Perhaps a bigger problem is the vulnerability of the watermarking method. Experts conclude that watermarks can be easily removed or misused by malicious actors. Engineers of disinformation can hijack digital watermarking metadata to label an authentic piece of content as a deepfake, further eroding our trust in what is real. If a watermark can be easily counterfeited, added, or eliminated — services companies already offer for a fee — it cannot be relied upon as a primary mitigation system to shield users from deepfakes.
Additionally, the provenance method requires access to ground truth, i.e. the verifiably unaltered version of the deepfake media. This serves as the baseline against which the manipulated content is compared. Obtaining reliable ground truth data for deepfake detection tasks requires access to a range of authentic media samples, which can be difficult to obtain. Ground truth data also needs to be meticulously labeled or annotated to indicate which portions of the media have been manipulated and to what extent. Such perfect conditions are unlikely when a piece of content travels far across the digital landscape, and its metadata can be altered or lost easily through methods as simple as taking a screenshot.

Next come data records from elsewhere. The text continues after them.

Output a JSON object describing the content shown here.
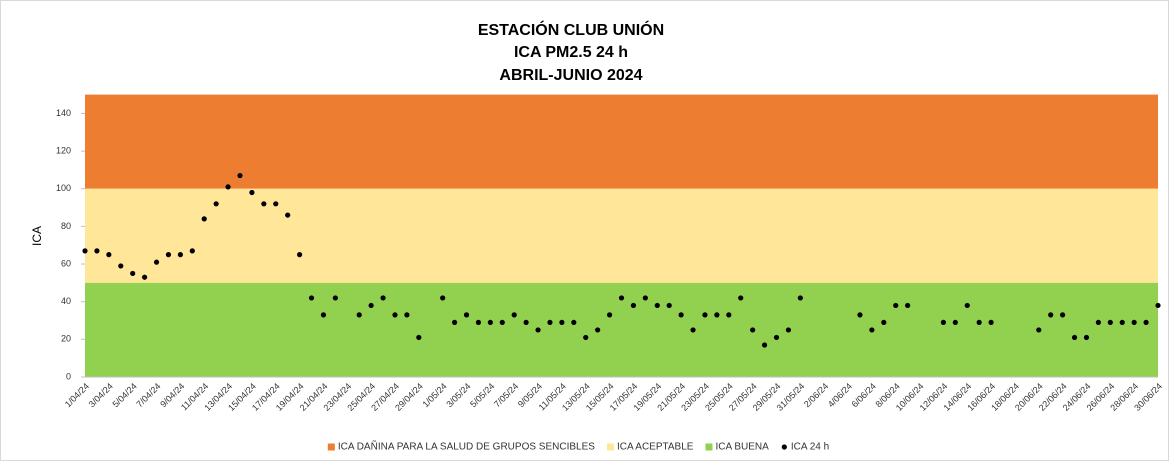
{
  "chart_data": {
    "type": "scatter",
    "title": [
      "ESTACIÓN CLUB UNIÓN",
      "ICA PM2.5 24 h",
      "ABRIL-JUNIO 2024"
    ],
    "y_label": "ICA",
    "ylim": [
      0,
      150
    ],
    "yticks": [
      0,
      20,
      40,
      60,
      80,
      100,
      120,
      140
    ],
    "bands": [
      {
        "name": "ICA DAÑINA PARA LA SALUD DE GRUPOS SENCIBLES",
        "color": "#ed7d31",
        "range": [
          100,
          150
        ]
      },
      {
        "name": "ICA ACEPTABLE",
        "color": "#ffe699",
        "range": [
          50,
          100
        ]
      },
      {
        "name": "ICA BUENA",
        "color": "#92d050",
        "range": [
          0,
          50
        ]
      }
    ],
    "categories": [
      "1/04/24",
      null,
      "3/04/24",
      null,
      "5/04/24",
      null,
      "7/04/24",
      null,
      "9/04/24",
      null,
      "11/04/24",
      null,
      "13/04/24",
      null,
      "15/04/24",
      null,
      "17/04/24",
      null,
      "19/04/24",
      null,
      "21/04/24",
      null,
      "23/04/24",
      null,
      "25/04/24",
      null,
      "27/04/24",
      null,
      "29/04/24",
      null,
      "1/05/24",
      null,
      "3/05/24",
      null,
      "5/05/24",
      null,
      "7/05/24",
      null,
      "9/05/24",
      null,
      "11/05/24",
      null,
      "13/05/24",
      null,
      "15/05/24",
      null,
      "17/05/24",
      null,
      "19/05/24",
      null,
      "21/05/24",
      null,
      "23/05/24",
      null,
      "25/05/24",
      null,
      "27/05/24",
      null,
      "29/05/24",
      null,
      "31/05/24",
      null,
      "2/06/24",
      null,
      "4/06/24",
      null,
      "6/06/24",
      null,
      "8/06/24",
      null,
      "10/06/24",
      null,
      "12/06/24",
      null,
      "14/06/24",
      null,
      "16/06/24",
      null,
      "18/06/24",
      null,
      "20/06/24",
      null,
      "22/06/24",
      null,
      "24/06/24",
      null,
      "26/06/24",
      null,
      "28/06/24",
      null,
      "30/06/24"
    ],
    "series": [
      {
        "name": "ICA 24 h",
        "color": "#000000",
        "values": [
          67,
          67,
          65,
          59,
          55,
          53,
          61,
          65,
          65,
          67,
          84,
          92,
          101,
          107,
          98,
          92,
          92,
          86,
          65,
          42,
          33,
          42,
          null,
          33,
          38,
          42,
          33,
          33,
          21,
          null,
          42,
          29,
          33,
          29,
          29,
          29,
          33,
          29,
          25,
          29,
          29,
          29,
          21,
          25,
          33,
          42,
          38,
          42,
          38,
          38,
          33,
          25,
          33,
          33,
          33,
          42,
          25,
          17,
          21,
          25,
          42,
          null,
          null,
          null,
          null,
          33,
          25,
          29,
          38,
          38,
          null,
          null,
          29,
          29,
          38,
          29,
          29,
          null,
          null,
          null,
          25,
          33,
          33,
          21,
          21,
          29,
          29,
          29,
          29,
          29,
          38
        ]
      }
    ]
  }
}
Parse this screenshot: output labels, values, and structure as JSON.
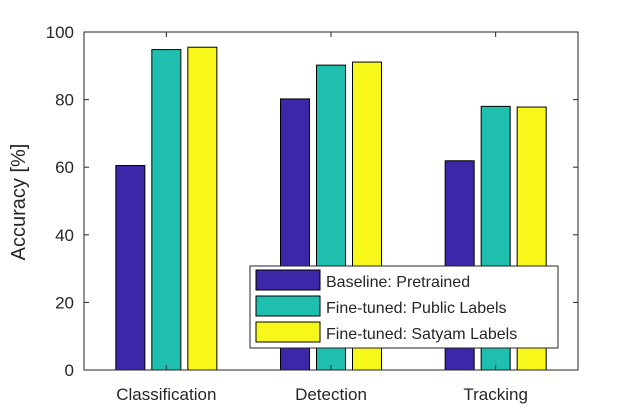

Inference: Platform-Agnostic Deepfake Detection
Reality Defender’s award-winning approach to deepfake detection is inference-based. Inference methods focus on detecting subtle artifacts or inconsistencies within content that are indicative of manipulation or synthetic generation. This includes (but is not limited to) visual artifacts, unnatural voice patterns in audio recordings, unusual body movements, and distortions in facial expressions. Given how quickly ground truth and original metadata of synthesized content can be scrubbed or lost, inference does not rely on the chance of obtaining the original, untouched media for comparison. Instead, the focus of detection tools like Reality Defender is solely on the suspicious media file in question and all the ways in which detection models can capture irregularities indicative of AI-fueled deception.
Given the absence of ground truth, we acknowledge the variability of AI-generated media and the detection process by assigning the analyzed media a score ranging from 1 to 99, a number that expresses our confidence in whether the content is a deepfake. Our method requires no opt-ins from AI-generation companies, nor can it be sidestepped with faked metadata.
A Combined Approach
Provenance methods can complement inference methods to provide a fuller analysis of potentially fake content. For example, a platform can use provenance methods to study metadata and identify watermarking to quickly flag the common AI generated media that has not been changed beyond the method’s reach. The inference method can then corroborate or negate these findings by providing an all-encompassing scan of the media in question, searching for traces of manipulation that cannot be hidden, thus eliminating our reliance on easily altered digital labels and commitments from companies and individuals with conflicting interests.
While both provenance-based and inference-based deepfake detection methods have their merits, and could work together to create a “swiss cheese” approach to security and detection, inference-based approaches like those employed by Reality Defender offer a more robust and adaptable solution in the face of rapidly evolving AI technologies. As AI-generated content becomes increasingly sophisticated, inference-based methods will play a crucial role in maintaining the integrity of our digital information ecosystem, ensuring that we can navigate the complexities of the AI era without waiting for platforms and technologies to separate real from fake on their own.